In that environment, the top gun star conversation becomes less about a single celebrity and more about the spectrum of “presence” in modern entertainment—from shaking hands at a meet-and-greet to an actor’s likeness and voice being recomposed into a new scene years after death.
Why the timing matters: legacy, labor, and audience trust collide
These developments arrive as two different forms of longevity are being tested in public. Skerritt’s moment shows that audiences still reward embodied access—real-time conversation, signatures, and the sense of direct continuity between an actor’s past work and present self. Kilmer’s posthumous appearance shows that filmmakers, especially in the independent space, are beginning to treat AI not as a novelty but as a production tool for completing a vision constrained by health, time, and financing.

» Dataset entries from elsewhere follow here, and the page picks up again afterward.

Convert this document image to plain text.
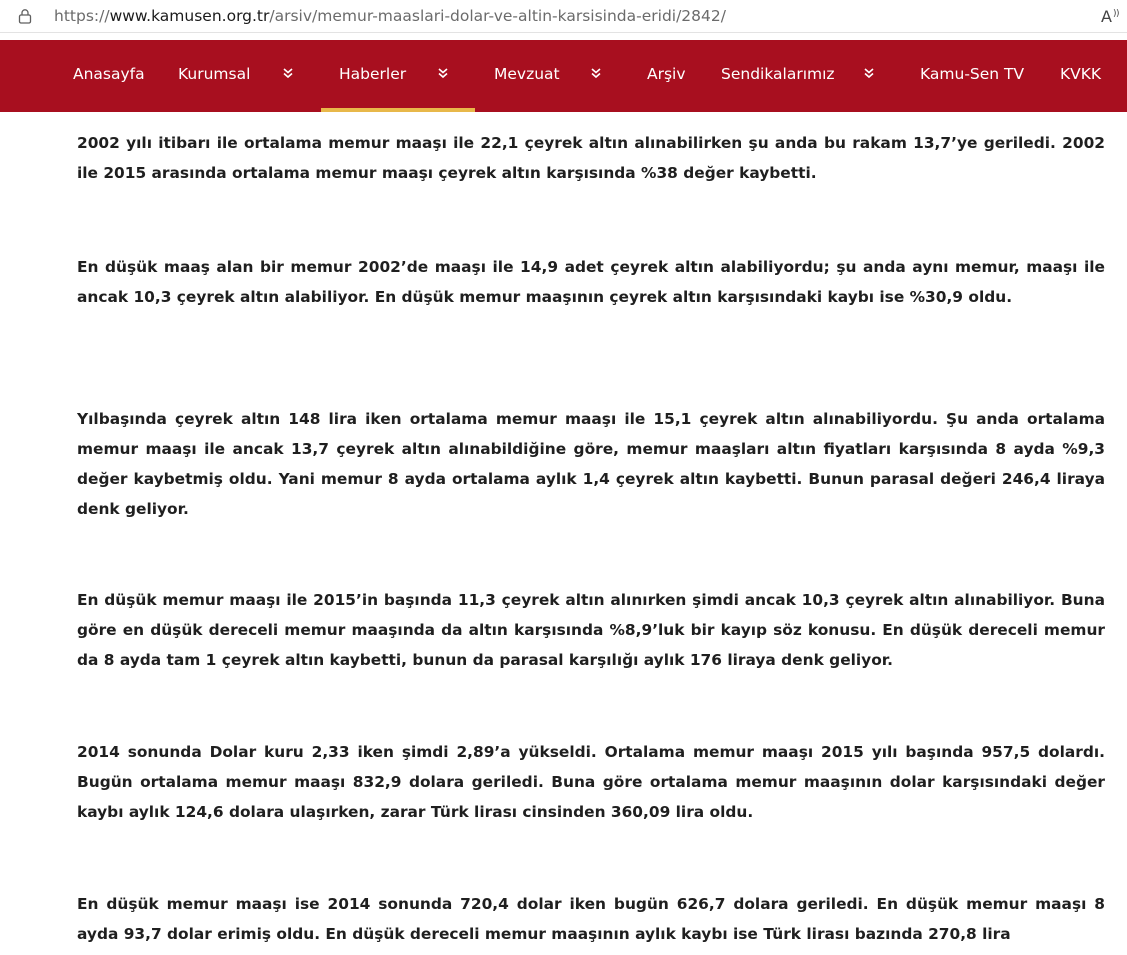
https://www.kamusen.org.tr/arsiv/memur-maaslari-dolar-ve-altin-karsisinda-eridi/2842/	A ) )
Anasayfa Kurumsal	Haberler	Mevzuat	Arşiv Sendikalarımız	Kamu-Sen TV KVKK
2002 yılı itibarı ile ortalama memur maaşı ile 22,1 çeyrek altın alınabilirken şu anda bu rakam 13,7’ye geriledi. 2002 ile 2015 arasında ortalama memur maaşı çeyrek altın karşısında %38 değer kaybetti.
En düşük maaş alan bir memur 2002’de maaşı ile 14,9 adet çeyrek altın alabiliyordu; şu anda aynı memur, maaşı ile ancak 10,3 çeyrek altın alabiliyor. En düşük memur maaşının çeyrek altın karşısındaki kaybı ise %30,9 oldu.
Yılbaşında çeyrek altın 148 lira iken ortalama memur maaşı ile 15,1 çeyrek altın alınabiliyordu. Şu anda ortalama memur maaşı ile ancak 13,7 çeyrek altın alınabildiğine göre, memur maaşları altın fiyatları karşısında 8 ayda %9,3 değer kaybetmiş oldu. Yani memur 8 ayda ortalama aylık 1,4 çeyrek altın kaybetti. Bunun parasal değeri 246,4 liraya denk geliyor.
En düşük memur maaşı ile 2015’in başında 11,3 çeyrek altın alınırken şimdi ancak 10,3 çeyrek altın alınabiliyor. Buna göre en düşük dereceli memur maaşında da altın karşısında %8,9’luk bir kayıp söz konusu. En düşük dereceli memur da 8 ayda tam 1 çeyrek altın kaybetti, bunun da parasal karşılığı aylık 176 liraya denk geliyor.
2014 sonunda Dolar kuru 2,33 iken şimdi 2,89’a yükseldi. Ortalama memur maaşı 2015 yılı başında 957,5 dolardı. Bugün ortalama memur maaşı 832,9 dolara geriledi. Buna göre ortalama memur maaşının dolar karşısındaki değer kaybı aylık 124,6 dolara ulaşırken, zarar Türk lirası cinsinden 360,09 lira oldu.
En düşük memur maaşı ise 2014 sonunda 720,4 dolar iken bugün 626,7 dolara geriledi. En düşük memur maaşı 8 ayda 93,7 dolar erimiş oldu. En düşük dereceli memur maaşının aylık kaybı ise Türk lirası bazında 270,8 lira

As Deep as the Grave, previously titled Canyon of the Dead, is described as the true story of Southwestern archaeologists Ann and Earl Morris and their work in Canyon de Chelly, Arizona, tracing the history of the Navajo people. It stars Abigail Lawrie opposite Tom Felton, and also includes Wes Studi and Abigail Breslin. The production endured COVID-related shutdowns that stretched it to six years, and the filmmakers said they had even cut scenes involving Father Fintan before deciding they needed to restore them to round out the narrative.
The shared thread between these stories is the premium placed on continuity: Skerritt sustaining it through personal appearance; the Voorhees team attempting to restore it through technology when traditional filming is impossible. Yet the trust audiences place in each approach is not guaranteed to be equal. One is transparently human; the other requires viewers to accept a reconstructed performance as meaningful authorship rather than imitation.
That tension will likely shape how the next generation interprets the term top gun star—as a marker of a beloved past, or as a label that can be reactivated and repackaged under new technical conditions.
What comes next for Hollywood’s definition of “authentic”?
For now, the hard facts point to a divided but revealing picture: Tom Skerritt continues to meet fans and embody the quiet authority audiences associate with his work, while Val Kilmer’s unfinished participation in a film is being translated into a “significant part” through generative AI with estate approval. Whether viewers ultimately embrace the technique as preservation or recoil from it as substitution remains unanswered in the available record.
But the larger question is already pressing: when a living top gun star can still generate wonder simply by showing up, what will it take for digitally reconstructed performances to earn that same kind of trust—and who gets to decide where the line between tribute and transformation truly sits?